A reforma trabalhista de Lula entre socialismo e capitalismo
O filme soviético mais popular da história se chama "A ironia do destino", dirigido por Eldar Riazanov em 1975. Conta a história de Zhenia, um jovem que, por uma confusão muito divertida, viaja bêbado de avião de Moscou para São Petersburgo. Inconsciente desse deslocamento, ao chegar em São Petersburgo, dá o endereço de sua casa em Moscou ao taxista, que o leva. Zhenia reconhece imediatamente o edifício, o elevador, a porta do apartamento e, uma vez dentro, seus móveis e sua manta.
Tudo, absolutamente tudo, igual.
Não se trata de uma invencionice do diretor. É uma comédia crítica que satiriza a política habitacional de Breznev, que construiu milhares de edifícios pré-fabricados cujos elevadores e portas eram todos iguais, inclusive os móveis e mantas. Até os nomes das ruas e os números dos edifícios eram os mesmos. O filme explorava a realidade cotidiana dos soviéticos: não havia diferença alguma entre estar em Moscou ou em São Petersburgo. A única diferença é que tinha outra mulher. É um filme delicioso para chamar a atenção sobre o projeto e o fracasso do que era chamado de "socialismo real". Uma distopia superada. Chama a atenção a questão do amor, do prazer, da ética.... da sobrevivência individual na antiga União Soviética sob as condições mais adversas.
Duas realidades opostas.
Podemos pensar em um mundo em que, sigamos sempre na mesma cidade, na mesma casa, com a mesma pessoa, vestidos com a mesma roupa e pensando os mesmos pensamentos. Ou podemos conceber a distopia contrária. Um mundo em que cada dia voltamos de um trabalho diferente, em uma casa diferente, onde nos espera uma mulher diferente, em que não podemos usar duas vezes a mesma roupa, nem a mesma cama ou ter os mesmos pensamentos de ontem.
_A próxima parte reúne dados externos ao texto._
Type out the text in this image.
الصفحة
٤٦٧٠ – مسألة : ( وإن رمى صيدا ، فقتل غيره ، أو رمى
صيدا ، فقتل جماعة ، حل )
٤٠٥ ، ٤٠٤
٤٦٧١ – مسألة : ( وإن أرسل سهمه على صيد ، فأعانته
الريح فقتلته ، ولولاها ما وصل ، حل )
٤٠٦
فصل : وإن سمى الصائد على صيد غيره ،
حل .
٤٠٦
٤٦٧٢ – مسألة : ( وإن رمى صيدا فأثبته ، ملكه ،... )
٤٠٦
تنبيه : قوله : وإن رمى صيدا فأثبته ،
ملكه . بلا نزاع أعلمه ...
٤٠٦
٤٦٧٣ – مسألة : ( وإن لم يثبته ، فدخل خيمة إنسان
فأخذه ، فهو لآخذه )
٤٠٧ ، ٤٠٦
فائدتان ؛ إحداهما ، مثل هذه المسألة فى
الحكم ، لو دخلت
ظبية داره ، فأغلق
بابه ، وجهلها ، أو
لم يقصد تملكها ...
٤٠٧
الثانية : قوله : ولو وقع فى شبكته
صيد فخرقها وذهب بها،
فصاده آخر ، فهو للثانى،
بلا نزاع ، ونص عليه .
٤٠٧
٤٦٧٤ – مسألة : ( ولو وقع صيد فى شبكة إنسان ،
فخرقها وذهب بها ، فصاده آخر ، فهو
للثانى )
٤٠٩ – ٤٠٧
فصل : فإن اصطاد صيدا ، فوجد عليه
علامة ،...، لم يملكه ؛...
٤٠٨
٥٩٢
A primeira foi chamada de "socialismo real". A segunda segue sendo chamada de capitalismo.
Planejamento e liberdade individual. Movimento e lentidão.
Na União Soviética, os acidentes eram considerados sabotagens. Até que Chernobyl revelou o desleixo sistemático chamado "planificação". No Ocidente, ao contrário, denominamos "liberdade individual " o combustível que conduzirá a máquina do mercado até o acidente final. Na União Soviética, as pessoas sonhavam com o movimento; no Ocidente, hoje, sonhamos com um pouco de lentidão e esse ideário, carrega algumas formas de nostalgias.
A nostalgia da reforma trabalhista de Lula.
Se fala muito de e contra a nostalgia no Brasil. Pensando bem, a reforma trabalhista proposta por Lula, copiada da Espanha, é a mais importante nostalgia. No fundo, diz que queremos sair de casa, mas queremos voltar para a mesma casa. Queremos ter trabalho, mas não 365 contratos ao ano. Muito bonito, mas inviável. Não há - e nem haverá - trabalho para todos. Nem nos moldes dos "tempos de Lula" e nem nos moldes de qualquer futuro que venhamos a ter. Os soviéticos acabaram rebelando-se contra a igualdade. Os ocidentais começam a rebelar-se contra a liberdade. Quando só podemos escolher entre a areia e o ar, é fácil errar. O socialismo real negava as diferenças. O capitalismo tecnologizado, nega a existência da liberdade. A bela nostalgia do emprego para todos contra a horripilante realidade de um emprego diferente por dia. A realidade é insuportável. O passado, nostálgico, é impossível.